QUESTION : C'est la grande rentrée pour le Gouvernement aujourd'hui : premier Conseil des ministres de l'après-vacances. Les vacances se sont-elles bien passées ?
Jean-François COPE (Réponse) : Oui, elles étaient brèves et studieuses.
QUESTION : Vous n'êtes pas allé au bord de la mer ?
Jean-François COPE (Réponse) : Si, si.
QUESTION : Vous avez fait attention aux dangers ? Je ne sais pas si vous étiez au bord de la Méditerranée, mais vous avez vu ce qui s'est passé : 9 morts et 2 disparus en deux jours ! Hier encore, une femme s'est noyée sur une plage de l'Aude, elle se baignait alors que c'était interdit, alors qu'il y avait le drapeau rouge. Que faire contre cette inconscience ?

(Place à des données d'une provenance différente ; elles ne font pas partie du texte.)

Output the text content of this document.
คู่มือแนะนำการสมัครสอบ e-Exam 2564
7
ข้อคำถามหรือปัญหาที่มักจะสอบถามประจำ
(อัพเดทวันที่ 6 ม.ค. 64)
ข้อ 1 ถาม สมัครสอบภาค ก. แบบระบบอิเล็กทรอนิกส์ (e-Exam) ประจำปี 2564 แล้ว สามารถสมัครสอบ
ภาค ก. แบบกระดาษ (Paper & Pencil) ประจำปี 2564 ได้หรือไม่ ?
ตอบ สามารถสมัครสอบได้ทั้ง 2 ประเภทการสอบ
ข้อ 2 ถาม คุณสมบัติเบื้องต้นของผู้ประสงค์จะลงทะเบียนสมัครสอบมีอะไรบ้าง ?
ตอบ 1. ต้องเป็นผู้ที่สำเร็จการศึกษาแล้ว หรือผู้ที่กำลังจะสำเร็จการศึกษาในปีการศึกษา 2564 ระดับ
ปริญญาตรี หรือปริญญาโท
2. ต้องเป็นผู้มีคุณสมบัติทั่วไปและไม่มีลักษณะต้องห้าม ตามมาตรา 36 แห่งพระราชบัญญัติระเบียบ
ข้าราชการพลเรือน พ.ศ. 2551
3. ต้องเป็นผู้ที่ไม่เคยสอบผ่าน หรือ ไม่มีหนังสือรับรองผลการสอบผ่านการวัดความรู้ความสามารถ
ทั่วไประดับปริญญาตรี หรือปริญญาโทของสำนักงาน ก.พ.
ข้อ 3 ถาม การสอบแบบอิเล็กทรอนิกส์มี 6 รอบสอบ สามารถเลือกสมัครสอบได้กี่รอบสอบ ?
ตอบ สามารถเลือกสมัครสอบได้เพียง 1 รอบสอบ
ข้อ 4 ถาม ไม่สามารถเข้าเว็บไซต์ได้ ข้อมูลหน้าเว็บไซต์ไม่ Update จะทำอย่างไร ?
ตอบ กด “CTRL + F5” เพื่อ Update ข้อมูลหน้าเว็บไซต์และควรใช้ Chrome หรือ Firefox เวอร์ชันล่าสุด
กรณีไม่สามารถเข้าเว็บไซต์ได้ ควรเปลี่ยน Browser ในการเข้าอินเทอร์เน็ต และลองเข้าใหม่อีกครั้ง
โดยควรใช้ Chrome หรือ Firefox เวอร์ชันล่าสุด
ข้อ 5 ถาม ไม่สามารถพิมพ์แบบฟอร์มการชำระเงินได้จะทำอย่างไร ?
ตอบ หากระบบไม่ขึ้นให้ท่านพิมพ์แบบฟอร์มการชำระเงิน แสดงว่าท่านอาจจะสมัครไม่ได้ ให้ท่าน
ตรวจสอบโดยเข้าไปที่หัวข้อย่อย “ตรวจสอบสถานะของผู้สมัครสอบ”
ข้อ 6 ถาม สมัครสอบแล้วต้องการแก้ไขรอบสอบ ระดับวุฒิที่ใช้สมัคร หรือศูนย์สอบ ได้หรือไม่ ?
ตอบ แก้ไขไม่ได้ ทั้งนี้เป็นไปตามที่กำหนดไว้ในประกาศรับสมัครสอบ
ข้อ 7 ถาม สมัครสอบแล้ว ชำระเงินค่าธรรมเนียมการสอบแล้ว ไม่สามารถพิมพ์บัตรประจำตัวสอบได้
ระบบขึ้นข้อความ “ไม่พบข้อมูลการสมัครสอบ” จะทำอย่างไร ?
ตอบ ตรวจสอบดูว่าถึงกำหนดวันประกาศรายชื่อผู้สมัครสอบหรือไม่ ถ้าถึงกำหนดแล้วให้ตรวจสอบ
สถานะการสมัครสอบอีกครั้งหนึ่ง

Jean-François COPE (Réponse) : D'abord, commencer par en appeler à la responsabilité. J'étais allé, dans le cadre de mes fonctions ministérielles auprès de D. de Villepin, au début de l'été, à la Grande Motte, sur les plages, pour voir le dispositif, rencontrer notamment les équipes de CRS qui sont en charge de la surveillance des plages, et on avait évoqué ces questions. Que voulez-vous que je vous dise ! Nous mettons en place tous les dispositifs de vigilance possibles. Il faut maintenant en appeler à la responsabilité des gens, et en particulier des parents. Parce qu'il faut savoir que même si en apparence les choses peuvent apparaître calmes, il faut regarder la couleur des drapeaux, il faut consulter les maîtres-nageurs sauveteurs, qui sont sur place, qui sont des professionnels et qui savent. Mais attention, vraiment, parce que dans ce domaine-là, c'est une affaire de responsabilité aussi, et de vigilance.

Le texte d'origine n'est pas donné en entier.